Together with our grantees, we have tested cost-effective, participatory models for social and economic development. These models have resulted in self-sustaining enterprises and have been replicated and expanded by government and larger donor agencies, improving conditions for hundreds of thousands of underserved families throughout the hemisphere.
More specifically:
- Our model of funding local community-driven initiatives, rather than individuals or international organizations, has come to be recognized as a development best practice.
- We have provided sustained funding and technical support to grassroots organizations in ways that, according to our grantees, other organizations do not. About 30 percent of our new grantees have never received support from either the U.S. government or from an international donor.
- Our knowledge-sharing exchanges among grantees have created an enabling environment for disseminating field-based innovations.
- By supporting local philanthropic sectors, we have fostered conditions necessary to reduce Latin American and Caribbean organizations’ dependency on U.S. foreign aid, responding to our original mandate and common critiques of foreign assistance.
Grassroots development works. It not only engages people in improving their own conditions but also fosters responsible citizenship. To gauge the impact of our investment, we systematically track our projects’ results using indicators designed to measure their tangible results and the civic capacity of individuals, organizations, and communities.
During our 50-year history, we have achieved many concrete milestones, including:
- We funded the first microcredit program in South America almost a decade before the establishment of Bangladesh’s Grameen Bank in Bangladesh, which popularized the idea of microfinance for community development.
- We have invested in associations of farmers, artisans and other producers to refine their products, scale up, market effectively, and export.

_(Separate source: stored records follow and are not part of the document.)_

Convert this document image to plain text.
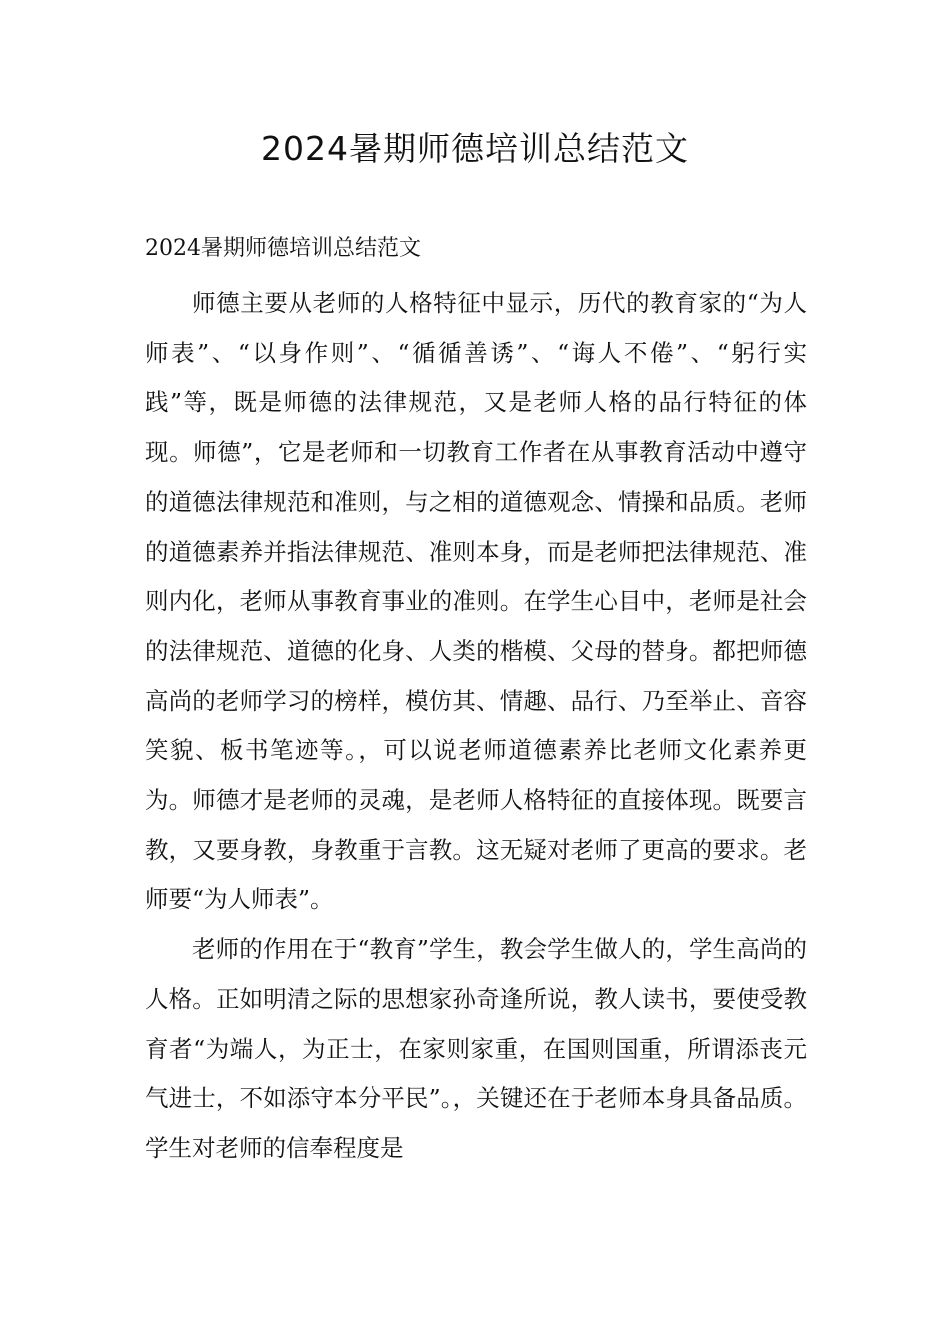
2024暑期师德培训总结范文
2024暑期师德培训总结范文

师德主要从老师的人格特征中显示，历代的教育家的“为人师表”、“以身作则”、“循循善诱”、“诲人不倦”、“躬行实践”等，既是师德的法律规范，又是老师人格的品行特征的体现。师德”，它是老师和一切教育工作者在从事教育活动中遵守的道德法律规范和准则，与之相的道德观念、情操和品质。老师的道德素养并指法律规范、准则本身，而是老师把法律规范、准则内化，老师从事教育事业的准则。在学生心目中，老师是社会的法律规范、道德的化身、人类的楷模、父母的替身。都把师德高尚的老师学习的榜样，模仿其、情趣、品行、乃至举止、音容笑貌、板书笔迹等。，可以说老师道德素养比老师文化素养更为。师德才是老师的灵魂，是老师人格特征的直接体现。既要言教，又要身教，身教重于言教。这无疑对老师了更高的要求。老师要“为人师表”。

老师的作用在于“教育”学生，教会学生做人的，学生高尚的人格。正如明清之际的思想家孙奇逢所说，教人读书，要使受教育者“为端人，为正士，在家则家重，在国则国重，所谓添丧元气进士，不如添守本分平民”。，关键还在于老师本身具备品质。学生对老师的信奉程度是
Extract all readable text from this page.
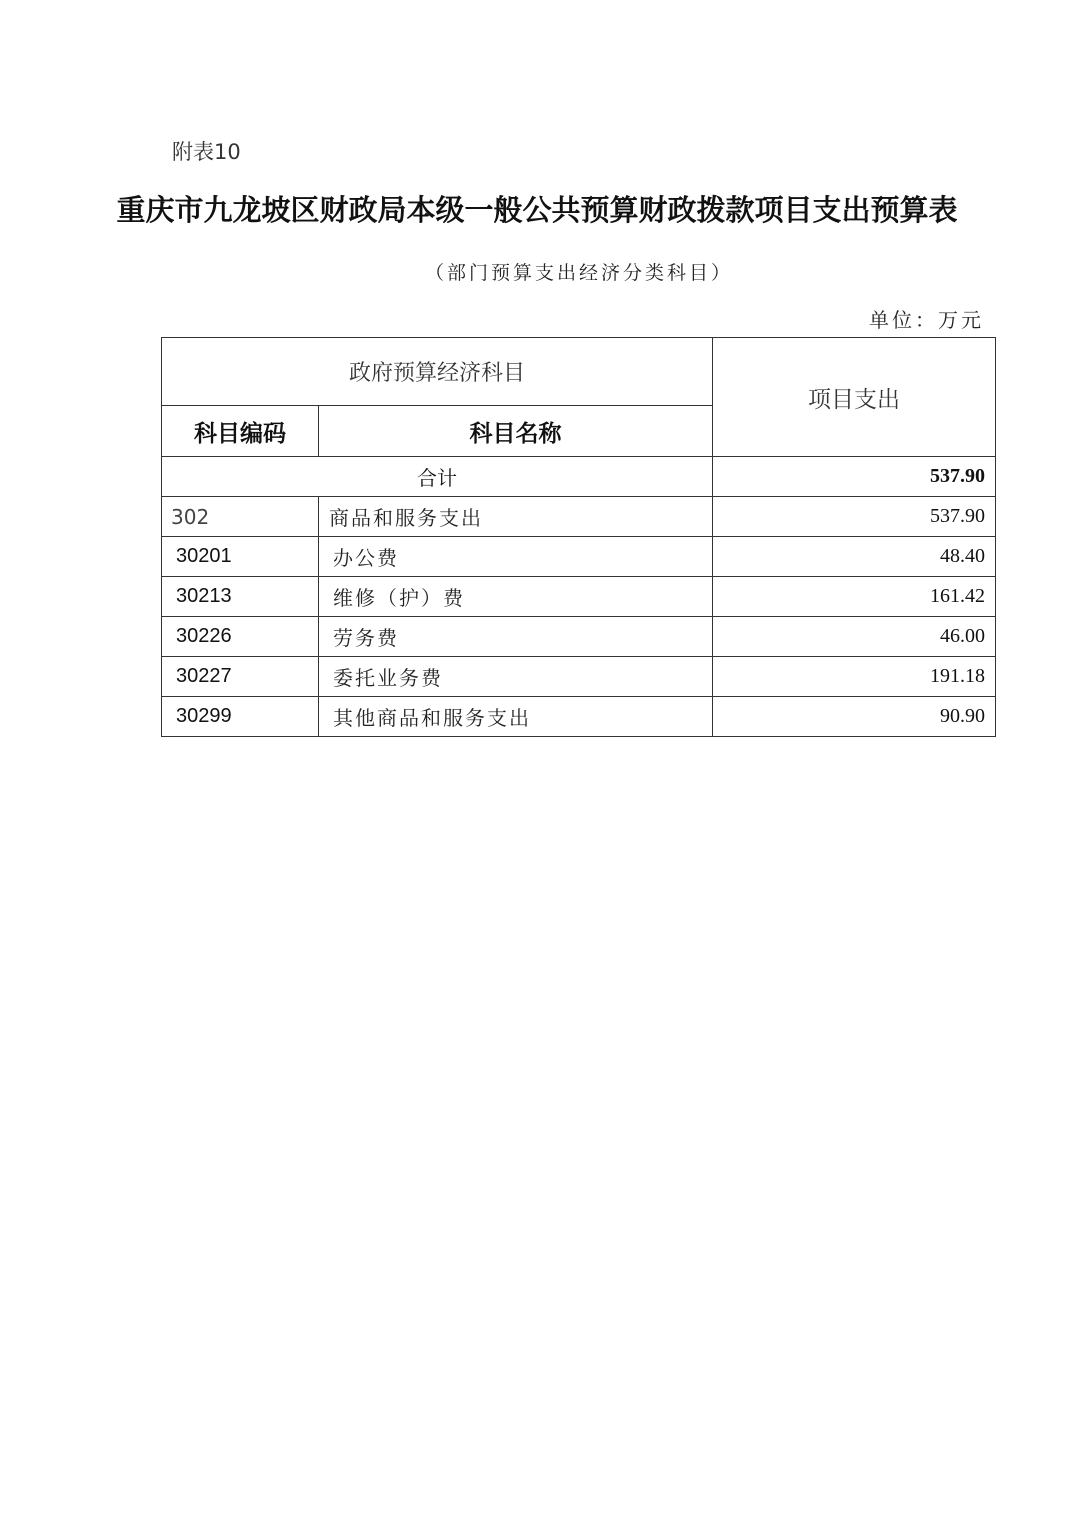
附表10
重庆市九龙坡区财政局本级一般公共预算财政拨款项目支出预算表
（部门预算支出经济分类科目）
单位：万元
政府预算经济科目		项目支出
科目编码	科目名称	
合计		537.90
302	商品和服务支出	537.90
30201	办公费	48.40
30213	维修（护）费	161.42
30226	劳务费	46.00
30227	委托业务费	191.18
30299	其他商品和服务支出	90.90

For example, El Ceibo, a federation of subsistence farmers of Bolivia’s Amazon Basin, became the first organization in the world to export organic cacao and chocolate to high-end international markets. Today, it is one of Bolivia’s top chocolate exporters.
- We created a membership organization of Latin American corporate foundations, RedEAmérica. Moving beyond charity handouts, it became a regional leader in channeling private sector investment into community-driven development projects. Today it is an independent entity with 80 members in 13 countries.
- As one of the first international funders to fund African descendant organizations in the 1970s, we took a leading role in encouraging their work to promote the rights, recognition, and inclusion of people of African descent. Our grantees advocated for the inclusion of African descendants in the censuses of various countries including Uruguay, Paraguay, Brazil, Argentina, and Peru. With IAF support, a Honduran grantee secured a United Nations resolution proclaiming 2015-2024 the global Decade of People of African Descent.
- We partnered with U.S.-based diaspora organizations beginning in 2001 to leverage funds for development in their countries of origin, well before the international development field moved in that direction.